阪神淡路大震災は、後に「ボランティア元年」として記憶されました。今回の大震災では、さらに組織ボランティア(NPO)と企業の大きな役割が認識されました。
避難所での炊き出しや津波被害地でのがれき片付けなどに、たくさんのボランティアが入ってくれました。しかし、個人ボランティアには限界もあります。それら個人を誘導してくれるNPOが必要でした。また、仮設住宅の運営や孤立防止、まちづくりの意見集約のお手伝いなどは、組織ボランティアでなければ、うまく行きません。

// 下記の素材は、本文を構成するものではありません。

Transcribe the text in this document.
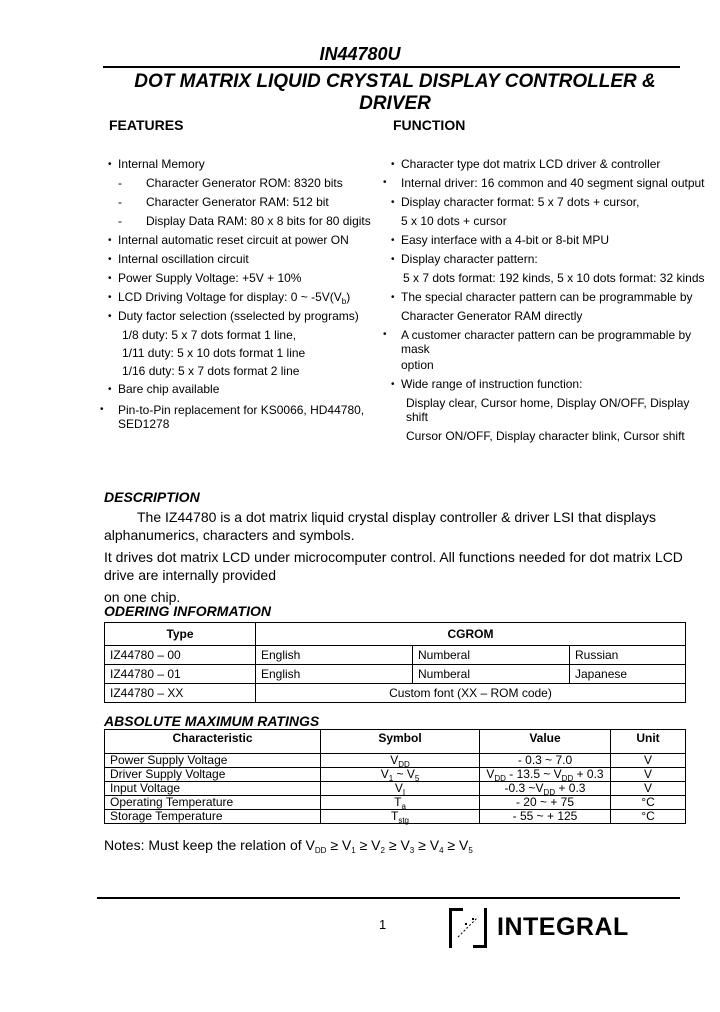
IN44780U
DOT MATRIX LIQUID CRYSTAL DISPLAY CONTROLLER &
DRIVER
FEATURES
• Internal Memory
- Character Generator ROM: 8320 bits
- Character Generator RAM: 512 bit
- Display Data RAM: 80 x 8 bits for 80 digits
• Internal automatic reset circuit at power ON
• Internal oscillation circuit
• Power Supply Voltage: +5V + 10%
• LCD Driving Voltage for display: 0 ~ $-5V(V_b)$
• Duty factor selection (sselected by programs)
1/8 duty: 5 x 7 dots format 1 line,
1/11 duty: 5 x 10 dots format 1 line
1/16 duty: 5 x 7 dots format 2 line
• Bare chip available
• Pin-to-Pin replacement for KS0066, HD44780, SED1278
FUNCTION
• Character type dot matrix LCD driver & controller
• Internal driver: 16 common and 40 segment signal output
• Display character format: 5 x 7 dots + cursor,
5 x 10 dots + cursor
• Easy interface with a 4-bit or 8-bit MPU
• Display character pattern:
5 x 7 dots format: 192 kinds, 5 x 10 dots format: 32 kinds
• The special character pattern can be programmable by
Character Generator RAM directly
• A customer character pattern can be programmable by mask
option
• Wide range of instruction function:
Display clear, Cursor home, Display ON/OFF, Display shift
Cursor ON/OFF, Display character blink, Cursor shift
DESCRIPTION
The IZ44780 is a dot matrix liquid crystal display controller & driver LSI that displays alphanumerics, characters and symbols.
It drives dot matrix LCD under microcomputer control. All functions needed for dot matrix LCD drive are internally provided
on one chip.
ODERING INFORMATION
Type	CGROM		
IZ44780 – 00	English	Numberal	Russian
IZ44780 – 01	English	Numberal	Japanese
IZ44780 – XX	Custom font (XX – ROM code)		
ABSOLUTE MAXIMUM RATINGS
Characteristic	Symbol	Value	Unit
Power Supply Voltage	$V_{DD}$	- 0.3 ~ 7.0	V
Driver Supply Voltage	$V_1$ ~ $V_5$	$V_{DD} - 13.5$ ~ $V_{DD} + 0.3$	V
Input Voltage	$V_I$	-0.3 $\sim V_{DD} + 0.3$	V
Operating Temperature	$T_a$	- 20 ~ + 75	°C
Storage Temperature	$T_{stg}$	- 55 ~ + 125	°C
Notes: Must keep the relation of $V_{DD} \ge V_1 \ge V_2 \ge V_3 \ge V_4 \ge V_5$
1	INTEGRAL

企業活動がなければ、生活が復旧しないこともわかりました。コンビニ、ガソリンスタンド、宅配便。どれが欠けても、とても不便な生活になります。企業も、被災地への支援と本業の早期復旧にがんばってくれました。企業の社会的責任(CSR)という言葉は、阪神淡路大震災の時には、認知されていなかったのです。
さて、発災以来一年三か月が経ち、次なる時期に来ています。住宅を移転するのか、どのようなまちを造るのかを、決めなければなりません。道路や上下水道などの公共施設は、行政が責任を持ちます。しかし、暮らしていくには、医療や介護といった公共サービスと、商店や飲食店などの商業サービスが必要です。そして、まちの賑わいは、働く場所があるかによって決まります。さらに、コミュニティーなどいろんなつながりがあることで、人は安心して暮らしていくことができます。
このように、まちの暮らしを、行政だけで復興することはできません。企業やNPO、町内会、さらには同窓会やママさんバレーといった集まり(中間集団)も、重要な主体であり仕組みです。
公共空間は、行政が支えているのではありません。社会は、官=政治システムと、私=市場経済システムと、共=ボランティアシステムの三つで成り立っています。それぞれが、得意分野を受け持つのです。企業活動やボランティア活動への期待は、大きいのです(拙著『新地方自治入門』(2003年、時事通信社)第八章参照)。
復興庁では、ボランティア連携班と企業連携班をつくりました。復興の場で、NPOや企業と連携し、いかにうまくまちと暮らしを復興させるか。誤解を恐れずに言うと、私は、これからの「公」の新しい形をつくる実験の場と考えています。それは、行政が自らの限界と、得意分野への集中を考える場でもあります。
これら連携班は、まだ活動を始めたばかりで、手探りの状態にあります。復興庁のホームページに、欄を作りました。ご覧になって、具体的な提言をお寄せ下さい。